After evaluating 17 adults and nine children who were separated, the human rights organization found pervasive symptoms of trauma, post-traumatic stress disorder, major depressive disorder and generalized anxiety disorder likely linked to the family separation.

“While [the task force] will no doubt face numerous logistical challenges, we urge it to act quickly to reunite families in the United States and to provide reparations, mental health support and pathways to citizenship to the children and parents who endured the family separation policy,” Heisler said in a statement to The 19th.

Marielena Hincapié, the executive director of the National Immigration Law Center, applauded Biden’s move to create a more “immigrant-inclusive vision” for the country and also urged Congress to create a pathway to citizenship for 11 million undocumented immigrants, including essential workers.

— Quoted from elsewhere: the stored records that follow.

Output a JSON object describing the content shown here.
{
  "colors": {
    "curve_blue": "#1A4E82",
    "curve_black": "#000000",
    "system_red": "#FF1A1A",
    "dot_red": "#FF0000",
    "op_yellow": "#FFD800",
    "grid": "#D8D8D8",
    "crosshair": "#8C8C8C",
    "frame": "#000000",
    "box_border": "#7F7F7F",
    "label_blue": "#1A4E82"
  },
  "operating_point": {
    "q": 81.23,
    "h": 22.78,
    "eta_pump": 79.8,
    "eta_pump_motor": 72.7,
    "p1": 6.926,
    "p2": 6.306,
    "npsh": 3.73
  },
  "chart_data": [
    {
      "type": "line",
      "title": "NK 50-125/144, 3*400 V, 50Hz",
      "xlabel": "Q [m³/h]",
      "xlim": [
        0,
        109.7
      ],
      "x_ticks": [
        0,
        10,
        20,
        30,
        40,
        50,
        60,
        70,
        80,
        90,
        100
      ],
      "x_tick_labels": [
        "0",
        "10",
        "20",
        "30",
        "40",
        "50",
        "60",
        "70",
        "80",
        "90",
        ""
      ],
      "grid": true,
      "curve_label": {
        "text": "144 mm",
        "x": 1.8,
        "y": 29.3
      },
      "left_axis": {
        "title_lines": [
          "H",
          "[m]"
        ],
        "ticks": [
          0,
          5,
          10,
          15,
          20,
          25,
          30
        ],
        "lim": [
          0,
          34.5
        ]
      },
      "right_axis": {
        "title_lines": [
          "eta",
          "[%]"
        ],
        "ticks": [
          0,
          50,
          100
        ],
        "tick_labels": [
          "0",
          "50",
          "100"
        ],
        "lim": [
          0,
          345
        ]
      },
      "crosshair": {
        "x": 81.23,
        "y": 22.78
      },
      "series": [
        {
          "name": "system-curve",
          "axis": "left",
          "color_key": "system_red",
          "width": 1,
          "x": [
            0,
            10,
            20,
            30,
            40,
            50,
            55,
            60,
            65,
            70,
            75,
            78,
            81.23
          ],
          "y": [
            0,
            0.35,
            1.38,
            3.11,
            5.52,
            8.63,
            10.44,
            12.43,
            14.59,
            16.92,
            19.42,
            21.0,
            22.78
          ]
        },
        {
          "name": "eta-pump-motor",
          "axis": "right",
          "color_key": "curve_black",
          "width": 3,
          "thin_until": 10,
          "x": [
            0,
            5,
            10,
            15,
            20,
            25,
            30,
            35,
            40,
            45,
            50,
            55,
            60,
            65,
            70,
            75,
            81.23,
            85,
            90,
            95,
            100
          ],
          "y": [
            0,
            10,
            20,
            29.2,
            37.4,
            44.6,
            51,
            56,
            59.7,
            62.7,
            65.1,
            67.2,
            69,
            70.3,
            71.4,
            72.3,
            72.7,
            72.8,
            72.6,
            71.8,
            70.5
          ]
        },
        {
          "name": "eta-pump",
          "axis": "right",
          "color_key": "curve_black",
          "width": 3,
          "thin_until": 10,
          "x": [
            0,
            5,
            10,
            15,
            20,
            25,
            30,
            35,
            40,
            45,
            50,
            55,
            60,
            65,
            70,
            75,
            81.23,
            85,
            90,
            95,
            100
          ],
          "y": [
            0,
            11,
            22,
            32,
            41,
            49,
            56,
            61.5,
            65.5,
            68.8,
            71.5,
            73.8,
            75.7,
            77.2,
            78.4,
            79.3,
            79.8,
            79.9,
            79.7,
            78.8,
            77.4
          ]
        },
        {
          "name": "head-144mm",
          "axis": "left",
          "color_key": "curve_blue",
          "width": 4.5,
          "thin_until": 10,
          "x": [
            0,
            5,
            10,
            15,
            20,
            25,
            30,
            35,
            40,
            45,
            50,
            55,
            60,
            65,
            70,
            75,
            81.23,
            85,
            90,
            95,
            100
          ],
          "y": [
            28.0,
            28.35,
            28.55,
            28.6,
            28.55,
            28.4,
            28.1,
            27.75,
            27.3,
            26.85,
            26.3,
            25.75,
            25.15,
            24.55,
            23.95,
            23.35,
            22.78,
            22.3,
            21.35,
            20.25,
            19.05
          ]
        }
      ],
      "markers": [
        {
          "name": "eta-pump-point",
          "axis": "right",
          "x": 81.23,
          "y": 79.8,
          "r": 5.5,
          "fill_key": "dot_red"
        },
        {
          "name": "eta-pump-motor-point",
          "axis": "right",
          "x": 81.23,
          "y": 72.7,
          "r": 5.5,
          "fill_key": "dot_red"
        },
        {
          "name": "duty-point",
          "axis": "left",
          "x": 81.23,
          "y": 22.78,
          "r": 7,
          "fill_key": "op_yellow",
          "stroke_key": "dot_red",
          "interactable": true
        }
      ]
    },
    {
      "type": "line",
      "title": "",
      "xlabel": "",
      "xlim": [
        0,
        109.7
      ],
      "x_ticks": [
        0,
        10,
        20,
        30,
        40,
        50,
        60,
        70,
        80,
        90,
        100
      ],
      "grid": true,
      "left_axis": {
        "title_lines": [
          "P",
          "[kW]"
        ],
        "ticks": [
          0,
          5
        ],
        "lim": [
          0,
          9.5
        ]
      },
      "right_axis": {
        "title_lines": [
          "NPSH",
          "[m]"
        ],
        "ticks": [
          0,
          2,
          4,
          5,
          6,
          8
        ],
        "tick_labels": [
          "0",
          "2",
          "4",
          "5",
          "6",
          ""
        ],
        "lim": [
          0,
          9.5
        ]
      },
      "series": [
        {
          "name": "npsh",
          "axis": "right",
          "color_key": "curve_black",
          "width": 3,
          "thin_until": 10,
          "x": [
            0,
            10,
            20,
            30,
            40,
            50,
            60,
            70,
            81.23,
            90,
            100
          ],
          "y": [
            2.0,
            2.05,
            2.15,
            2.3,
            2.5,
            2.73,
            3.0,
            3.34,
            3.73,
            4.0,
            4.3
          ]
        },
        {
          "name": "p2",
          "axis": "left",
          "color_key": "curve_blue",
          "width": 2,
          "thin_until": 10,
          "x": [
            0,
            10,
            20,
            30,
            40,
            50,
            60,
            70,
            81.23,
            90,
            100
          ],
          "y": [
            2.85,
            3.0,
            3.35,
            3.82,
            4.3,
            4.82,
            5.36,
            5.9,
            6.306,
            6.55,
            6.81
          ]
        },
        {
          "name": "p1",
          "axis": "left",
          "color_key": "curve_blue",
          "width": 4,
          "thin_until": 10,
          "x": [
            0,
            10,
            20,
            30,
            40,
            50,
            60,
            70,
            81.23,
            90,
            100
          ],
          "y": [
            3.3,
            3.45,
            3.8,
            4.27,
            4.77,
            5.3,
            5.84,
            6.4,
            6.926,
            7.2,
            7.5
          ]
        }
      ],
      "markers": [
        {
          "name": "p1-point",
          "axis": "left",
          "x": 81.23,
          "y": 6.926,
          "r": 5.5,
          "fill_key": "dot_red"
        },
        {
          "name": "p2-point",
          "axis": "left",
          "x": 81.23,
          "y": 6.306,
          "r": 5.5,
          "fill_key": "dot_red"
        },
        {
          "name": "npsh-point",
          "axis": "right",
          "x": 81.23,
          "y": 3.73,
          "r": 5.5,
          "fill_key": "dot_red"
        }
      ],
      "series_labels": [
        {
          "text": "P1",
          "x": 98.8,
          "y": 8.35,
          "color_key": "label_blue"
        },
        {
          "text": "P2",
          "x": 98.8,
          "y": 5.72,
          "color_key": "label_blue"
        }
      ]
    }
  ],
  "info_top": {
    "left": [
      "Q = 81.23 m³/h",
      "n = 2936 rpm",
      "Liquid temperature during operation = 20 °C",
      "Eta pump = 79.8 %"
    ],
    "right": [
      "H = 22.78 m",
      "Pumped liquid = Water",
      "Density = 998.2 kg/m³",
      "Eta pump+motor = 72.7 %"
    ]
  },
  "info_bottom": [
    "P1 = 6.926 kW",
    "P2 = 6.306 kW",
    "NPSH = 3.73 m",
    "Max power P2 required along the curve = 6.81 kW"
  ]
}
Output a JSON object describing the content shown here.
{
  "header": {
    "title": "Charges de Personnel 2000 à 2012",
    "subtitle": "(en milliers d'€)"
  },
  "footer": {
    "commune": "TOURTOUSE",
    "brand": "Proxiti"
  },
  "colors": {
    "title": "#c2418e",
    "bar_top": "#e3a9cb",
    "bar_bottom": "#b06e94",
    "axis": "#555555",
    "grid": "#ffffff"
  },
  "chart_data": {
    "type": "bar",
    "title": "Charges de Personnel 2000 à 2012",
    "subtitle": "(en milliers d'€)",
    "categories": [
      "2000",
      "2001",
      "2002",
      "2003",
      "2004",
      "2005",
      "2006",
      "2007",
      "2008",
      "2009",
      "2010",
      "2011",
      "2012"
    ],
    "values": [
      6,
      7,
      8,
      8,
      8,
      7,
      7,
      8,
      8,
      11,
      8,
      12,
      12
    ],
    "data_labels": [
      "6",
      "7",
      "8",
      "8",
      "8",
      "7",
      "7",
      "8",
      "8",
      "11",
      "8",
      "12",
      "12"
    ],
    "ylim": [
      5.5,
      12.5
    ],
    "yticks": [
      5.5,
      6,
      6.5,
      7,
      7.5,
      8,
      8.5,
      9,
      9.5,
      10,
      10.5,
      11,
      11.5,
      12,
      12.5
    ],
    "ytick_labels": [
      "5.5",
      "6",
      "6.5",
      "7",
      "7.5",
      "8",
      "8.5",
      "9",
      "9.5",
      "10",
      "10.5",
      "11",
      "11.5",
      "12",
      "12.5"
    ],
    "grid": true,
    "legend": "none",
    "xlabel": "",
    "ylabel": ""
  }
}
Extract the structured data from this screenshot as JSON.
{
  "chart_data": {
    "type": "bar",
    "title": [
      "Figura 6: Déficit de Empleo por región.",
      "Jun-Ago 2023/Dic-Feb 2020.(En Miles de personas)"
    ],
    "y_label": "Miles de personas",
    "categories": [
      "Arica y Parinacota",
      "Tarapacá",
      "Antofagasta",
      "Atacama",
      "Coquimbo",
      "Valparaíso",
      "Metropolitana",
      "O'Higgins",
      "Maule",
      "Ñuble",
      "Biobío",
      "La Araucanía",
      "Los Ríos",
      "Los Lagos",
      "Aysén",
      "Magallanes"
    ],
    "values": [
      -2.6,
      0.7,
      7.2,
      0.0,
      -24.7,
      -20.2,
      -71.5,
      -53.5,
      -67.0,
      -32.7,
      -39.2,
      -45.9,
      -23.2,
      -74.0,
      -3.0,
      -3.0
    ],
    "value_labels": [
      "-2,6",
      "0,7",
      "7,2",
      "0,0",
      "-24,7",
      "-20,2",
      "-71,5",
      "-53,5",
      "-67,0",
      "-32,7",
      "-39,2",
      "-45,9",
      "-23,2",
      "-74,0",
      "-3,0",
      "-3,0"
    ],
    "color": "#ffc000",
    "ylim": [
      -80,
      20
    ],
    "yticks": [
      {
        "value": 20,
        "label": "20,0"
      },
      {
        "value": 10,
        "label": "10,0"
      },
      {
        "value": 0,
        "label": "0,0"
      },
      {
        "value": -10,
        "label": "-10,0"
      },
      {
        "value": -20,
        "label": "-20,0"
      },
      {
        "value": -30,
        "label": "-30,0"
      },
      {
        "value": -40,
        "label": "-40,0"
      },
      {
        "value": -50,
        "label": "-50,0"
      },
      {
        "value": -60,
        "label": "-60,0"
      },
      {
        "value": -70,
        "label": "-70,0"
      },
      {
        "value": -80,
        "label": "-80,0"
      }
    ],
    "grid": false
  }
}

“The pandemic has underscored how interdependent we all are, and immigrants have been at the forefront of the pandemic response, caring for the sick, harvesting our nation’s food and keeping businesses running,” Hincapié said in a statement.

Undoing Trump’s “harmful” immigration policies is the first step in redefining the promise of the United States as a “beacon of hope” and is key to recovering from COVID-19, Hincapié said.

Jennifer Nagda, the policy director for the Young Center for Immigrant Children’s Rights, said that the orders are a step in the right direction but that the individuals responsible for the Trump-era policies should be held accountable.

“Family separation continued long after the public demanded an end to the Trump policy that took thousands of children from their parents,” Nagda said in a statement to The 19th. “And it continues today through the Remain in Mexico policy and the closure of the border to asylum-seekers, forcing families to send their children to the border alone to protect them from harm.”

Kelli Garcia, the federal policy counsel of the Southern Poverty Law Center Action Fund, said she is encouraged by Tuesday’s executive orders but acknowledged that they will not immediately help the 20,000 migrants who are “languishing in dangerous conditions just south of the border” due to the Migrant Protection Protocols program put in place by the Trump administration.

“While the long-term vision offered in these orders is admirable, the administration must recognize that its predecessors, in an effort to deter migration, embraced callous policies … not in spite of the known harm it would cause, but because of it,” Garcia said in a statement. “And those policies have inflicted enormous pain on countless men, women and children who need immediate relief and the opportunity to heal.”